Windows Servers can act as a certificate authority. (More info: http://www.serverwatch.com/tutorials/article.php/1473961) I have Windows 2000 Server running at home in a VirtualPC machine on my Mac. I fire it up, turn on the certificate authority, and then try to browse to http://servername/certsrv so that I can request and download a user certificate. Doesn't work in Safari. I can't log in to the site. Works fine in Firefox.
So, I mess around with settings. Perhaps Safari's trying to use some braindead version of NTLM authentication rather than basic authentication. Nope.... the tcpdump output I captured shows it isn't. Hrm... well, what if I use the Safari debug menu (http://www.macosxhints.com/article.php?story=20030110063041629) to change my User-Agent so that IIS thinks I'm using Mozilla, or IE6 on Windows? Nope, still doesn't work.
Finally, I go into the event log and see this gem:
Event Type: Warning
Event Source: W3SVC
Event Category: None
Event ID: 100
Date: 8/2/2004
Time: 9:30:50 PM
User: N/A
Computer: WIN2KSERVER
Description:
The server was unable to logon the Windows NT account 'bernielab\berniec' due to the following error: Logon failure: the user has not been granted the requested logon type at this computer. The data is the error code.
Safari's truly doing something wacky. I have no clue why IIS thinks Safari is trying to log on to the server (which happens to be the domain controller). Firefox doesn't pull this kind of tomfoolery!
I eventually had to go into Domain Controller Security Policy -> Local Policies -> User Rights Assignment -> Log on locally.

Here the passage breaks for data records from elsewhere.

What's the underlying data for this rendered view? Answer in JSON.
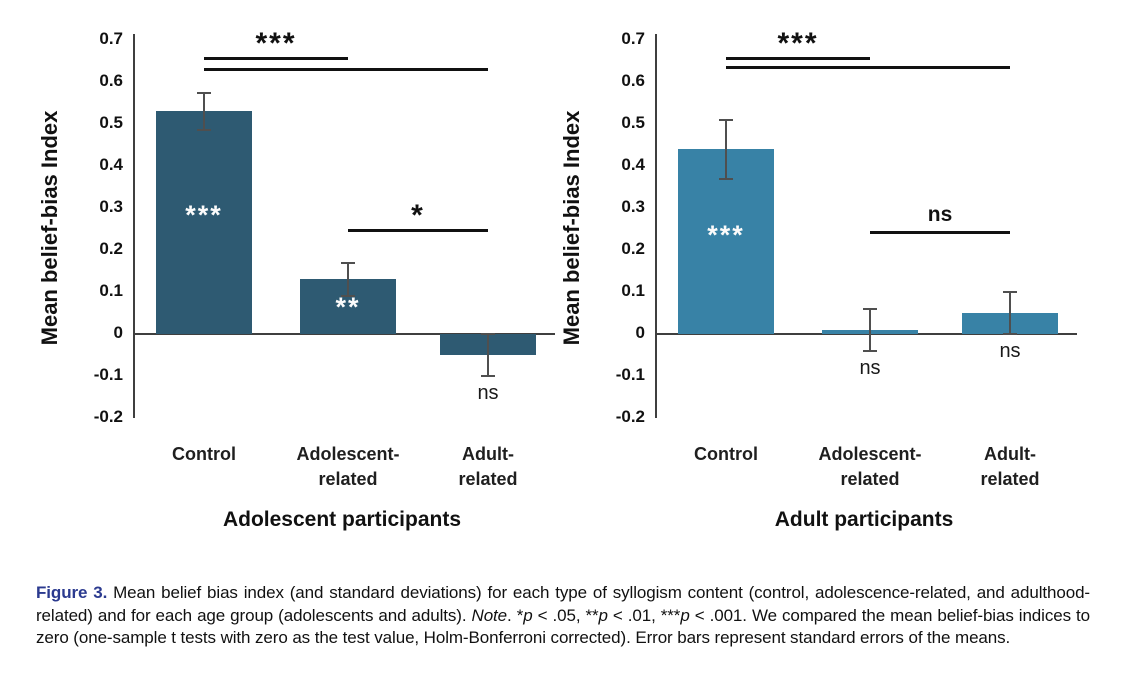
{
  "chart_data": [
    {
      "type": "bar",
      "title": "Adolescent participants",
      "ylabel": "Mean belief-bias Index",
      "ylim": [
        -0.2,
        0.7
      ],
      "ytick_labels": [
        "0.7",
        "0.6",
        "0.5",
        "0.4",
        "0.3",
        "0.2",
        "0.1",
        "0",
        "-0.1",
        "-0.2"
      ],
      "grid": false,
      "legend": "none",
      "categories": [
        [
          "Control"
        ],
        [
          "Adolescent-",
          "related"
        ],
        [
          "Adult-",
          "related"
        ]
      ],
      "values": [
        0.53,
        0.13,
        -0.05
      ],
      "errors": [
        0.045,
        0.04,
        0.05
      ],
      "bar_color": "#2e5a72",
      "in_bar_significance": [
        "***",
        "**",
        ""
      ],
      "below_bar_labels": [
        "",
        "",
        "ns"
      ],
      "comparisons": [
        {
          "from": 0,
          "to": 1,
          "y": 0.655,
          "label": "***"
        },
        {
          "from": 0,
          "to": 2,
          "y": 0.628,
          "label": ""
        },
        {
          "from": 1,
          "to": 2,
          "y": 0.245,
          "label": "*"
        }
      ]
    },
    {
      "type": "bar",
      "title": "Adult participants",
      "ylabel": "Mean belief-bias Index",
      "ylim": [
        -0.2,
        0.7
      ],
      "ytick_labels": [
        "0.7",
        "0.6",
        "0.5",
        "0.4",
        "0.3",
        "0.2",
        "0.1",
        "0",
        "-0.1",
        "-0.2"
      ],
      "grid": false,
      "legend": "none",
      "categories": [
        [
          "Control"
        ],
        [
          "Adolescent-",
          "related"
        ],
        [
          "Adult-",
          "related"
        ]
      ],
      "values": [
        0.44,
        0.01,
        0.05
      ],
      "errors": [
        0.07,
        0.05,
        0.05
      ],
      "bar_color": "#3882a6",
      "in_bar_significance": [
        "***",
        "",
        ""
      ],
      "below_bar_labels": [
        "",
        "ns",
        "ns"
      ],
      "comparisons": [
        {
          "from": 0,
          "to": 1,
          "y": 0.655,
          "label": "***"
        },
        {
          "from": 0,
          "to": 2,
          "y": 0.633,
          "label": ""
        },
        {
          "from": 1,
          "to": 2,
          "y": 0.24,
          "label": "ns"
        }
      ]
    }
  ],
  "caption": {
    "segments": [
      {
        "text": "Figure 3.",
        "style": "label"
      },
      {
        "text": " Mean belief bias index (and standard deviations) for each type of syllogism content (control, adolescence-related, and adulthood-related) and for each age group (adolescents and adults). ",
        "style": "plain"
      },
      {
        "text": "Note",
        "style": "italic"
      },
      {
        "text": ". *",
        "style": "plain"
      },
      {
        "text": "p",
        "style": "italic"
      },
      {
        "text": " < .05, **",
        "style": "plain"
      },
      {
        "text": "p",
        "style": "italic"
      },
      {
        "text": " < .01, ***",
        "style": "plain"
      },
      {
        "text": "p",
        "style": "italic"
      },
      {
        "text": " < .001. We compared the mean belief-bias indices to zero (one-sample t tests with zero as the test value, Holm-Bonferroni corrected). Error bars represent standard errors of the means.",
        "style": "plain"
      }
    ]
  }
}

In there, I added the "berniec" account to the list of users that are allowed to log in locally to the domain controller. I shouldn't have had to do this - ordinary users should have no rights to log into a domain controller. Hrm, stupid Apple.
So, after that, I finally was able to request and download a certificate. You can't directly import user certificates into Safari, but you can import them into a user's Keychain for future use by Safari. That part worked great. Keychain had zero problems importing the cert that was issued by the Windows CA. Hoorah.